Reputation: 2259
I have a program that creates a JFrame
and makes it visible. Is there anyway to know when the JFrame
is fully drawn and visible? Right now a hacky "wait and pray" method is being used.
Upvotes: 1
Views: 1312
Reputation: 39495
to answer the "How can yield and specifically wait for the Swing thread to execute" question:
you can use a SwingWorker.
edit reading your comment once more i see a potentially problematic statement:
I'm creating a JFrame in a thread, then I want that thread to wait for the JFrame to appear.
are you calling your frame.setVisible(true)
in this thread as well? If so, you should probably be reminded that Swing painting should all be handled on the AWT EventQueue. This is where the SwingWorker
comes in.
However, what you may need for the 'yield and wait' is a wait/notify operation. In your calling thread you can wait on a shared Object:
synchronized (frameShowingLock) {
frameShowingLock.wait()'
}
then in your SwingWorker, or wherever you call frame.setVisible(true) you can finish the process by using the notifyAll()
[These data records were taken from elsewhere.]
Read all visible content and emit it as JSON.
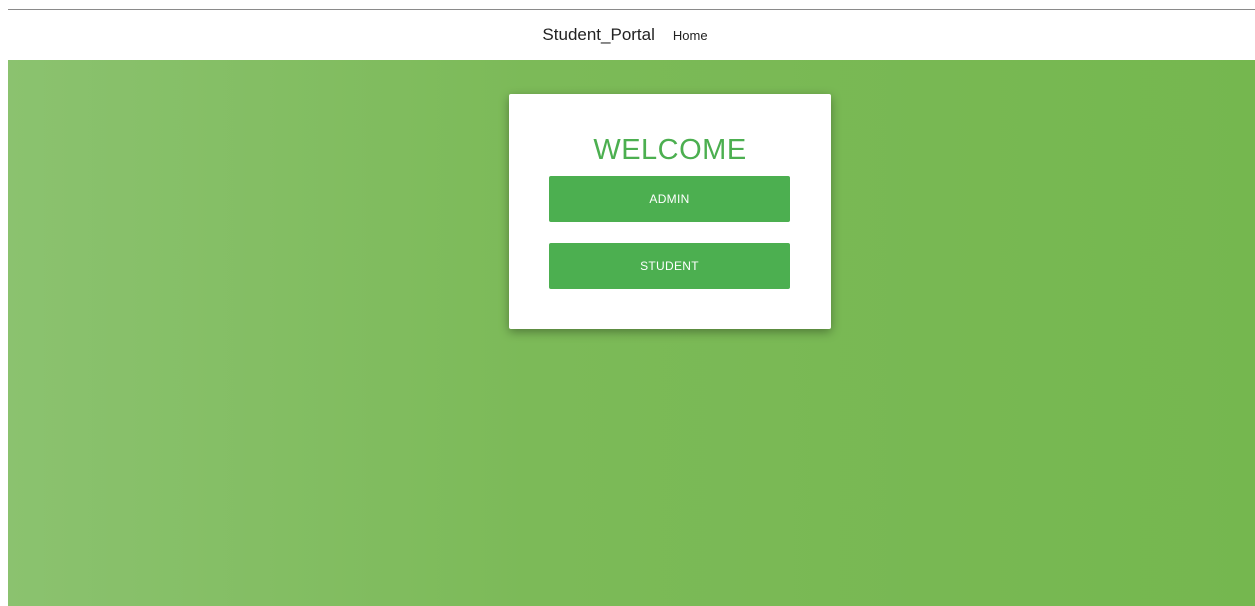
{
  "navbar": {
    "brand": "Student_Portal",
    "links": [
      {
        "label": "Home"
      }
    ]
  },
  "welcome_card": {
    "title": "WELCOME",
    "admin_button": "ADMIN",
    "student_button": "STUDENT"
  },
  "colors": {
    "accent": "#4caf50",
    "background_gradient": [
      "#8bc26f",
      "#75b74f"
    ],
    "card_background": "#ffffff"
  }
}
method to wake up your waiting thread:
synchronized (frameShowingLock) {
frameShowingLock.notifyAll()'
}
Upvotes: 1
Reputation: 63104
You can also try overriding Component.addNotify()
which I believe is called when the component is drawn. Just make sure to call super.addNotify()
.
public void addNotify() {
super.addNotify();
// after displayed handling
}
Upvotes: 0
Reputation: 192015
You could add a WindowListener
to the JFrame
; then when windowOpened
is fired, the window should be visible.